Climate strikes attracted millions of people across the world on Friday, Sept. 27, and one of those with a picket sign was Larissa Wiebe.
She was stationed in front of Winkler City Hall after posting a message to others to join her as part of Fridays For Future.
Wiebe was joined by a handful of Garden Valley Collegiate students for the protest she said was inspired by the movement started by Swedish teenager Greta Thunsberg.
“Our Amazon is burning, our oceans our dying and our reefs are disappearing,” she said.
Wiebe said the event is to encourage political leaders to act.
“Basically we’re globally striking (so) that our governments and our political leaders take a stand to make the changes that we need to see, to reduce those carbon emissions,” she said. “The way that we’re going right now, in 10 years from now there’s no going back. Our future generations are at stake.”
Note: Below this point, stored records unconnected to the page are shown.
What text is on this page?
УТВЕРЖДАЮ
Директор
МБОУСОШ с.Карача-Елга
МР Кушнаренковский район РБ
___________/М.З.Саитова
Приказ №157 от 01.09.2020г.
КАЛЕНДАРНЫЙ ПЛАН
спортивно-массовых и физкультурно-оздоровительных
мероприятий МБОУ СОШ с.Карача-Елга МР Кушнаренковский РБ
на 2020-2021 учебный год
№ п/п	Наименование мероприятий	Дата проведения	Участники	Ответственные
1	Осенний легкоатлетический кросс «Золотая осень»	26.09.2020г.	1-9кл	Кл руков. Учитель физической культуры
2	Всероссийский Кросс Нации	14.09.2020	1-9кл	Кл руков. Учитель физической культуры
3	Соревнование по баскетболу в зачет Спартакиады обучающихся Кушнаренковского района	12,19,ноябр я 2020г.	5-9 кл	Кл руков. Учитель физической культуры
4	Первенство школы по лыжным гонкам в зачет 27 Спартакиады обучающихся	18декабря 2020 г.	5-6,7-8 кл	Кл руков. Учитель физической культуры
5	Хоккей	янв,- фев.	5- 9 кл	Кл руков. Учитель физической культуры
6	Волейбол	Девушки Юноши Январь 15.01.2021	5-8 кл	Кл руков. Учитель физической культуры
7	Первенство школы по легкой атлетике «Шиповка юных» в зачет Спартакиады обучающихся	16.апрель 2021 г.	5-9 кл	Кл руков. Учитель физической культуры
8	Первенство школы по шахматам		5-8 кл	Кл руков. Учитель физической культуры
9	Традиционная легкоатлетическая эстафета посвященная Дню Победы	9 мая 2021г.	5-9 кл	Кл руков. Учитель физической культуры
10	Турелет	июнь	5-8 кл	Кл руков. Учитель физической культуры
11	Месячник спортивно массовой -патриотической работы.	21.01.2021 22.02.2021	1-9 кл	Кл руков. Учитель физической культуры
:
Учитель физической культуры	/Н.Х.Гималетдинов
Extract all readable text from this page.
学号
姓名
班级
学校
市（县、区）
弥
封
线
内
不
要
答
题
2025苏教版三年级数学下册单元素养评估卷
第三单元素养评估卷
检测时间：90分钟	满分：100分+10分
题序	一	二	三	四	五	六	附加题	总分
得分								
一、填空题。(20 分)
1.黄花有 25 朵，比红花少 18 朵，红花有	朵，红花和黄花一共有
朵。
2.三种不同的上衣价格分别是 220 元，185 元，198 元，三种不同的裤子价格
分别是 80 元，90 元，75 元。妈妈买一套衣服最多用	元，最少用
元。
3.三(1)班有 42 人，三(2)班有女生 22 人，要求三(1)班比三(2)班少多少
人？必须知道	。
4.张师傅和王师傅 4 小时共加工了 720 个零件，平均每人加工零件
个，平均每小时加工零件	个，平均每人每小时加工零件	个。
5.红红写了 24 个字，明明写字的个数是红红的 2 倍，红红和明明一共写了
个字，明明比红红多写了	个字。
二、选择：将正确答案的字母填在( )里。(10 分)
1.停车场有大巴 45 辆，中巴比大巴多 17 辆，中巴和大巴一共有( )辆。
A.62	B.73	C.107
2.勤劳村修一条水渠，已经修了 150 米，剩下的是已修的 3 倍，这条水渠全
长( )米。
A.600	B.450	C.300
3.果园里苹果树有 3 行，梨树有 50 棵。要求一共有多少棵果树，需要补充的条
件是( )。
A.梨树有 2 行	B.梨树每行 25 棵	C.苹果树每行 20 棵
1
The cause has always been important to Wiebe.
“I grew up doing a lot of camping so I always appreciated nature and somewhere late in my teen years I became passionate about environmentalism,” she explained. “I’ve been for years trying to convince friends and family members to reduce their waste and change the way they see the world.”
Wiebe said even at the municipal level, action should take place.
“I think local communities need to band together to make changes,” she said. “I think if it’s done on a global scale it will impact those local communities and we’re going to end up being reactive instead of proactive.”
She said changes in the price or availability of fossil fuels will have a huge effect. “I think that it’s important that we’re proactive about that to try and minimize the chaos that the community will then see,” she said.
Wiebe admits for many, the message of fighting climate change falls on deaf ears.
“I think there’s a lot of ‘well the world’s going to burn one day anyway’ and I think that it’s important that we change our viewpoint on that and we realize that if God made the world so perfect, why are we destroying it?” she said. “Why are we destroying the one gift God gave us to sustain our lives?”
She urged people to recognize their footprint and the signs of climate change.
“We live in sort of a bubble here in the Pembina Valley, where we’re not affected by massive hurricanes that are getting worse and worse, we don’t have wildfires, we don’t have those massive storms,” she said. “I think that we kind of feel protected and safe when in reality the droughts that we’re having in the springs and the heavy rainfall we’re having in the falls… those are a direct result of climate change.”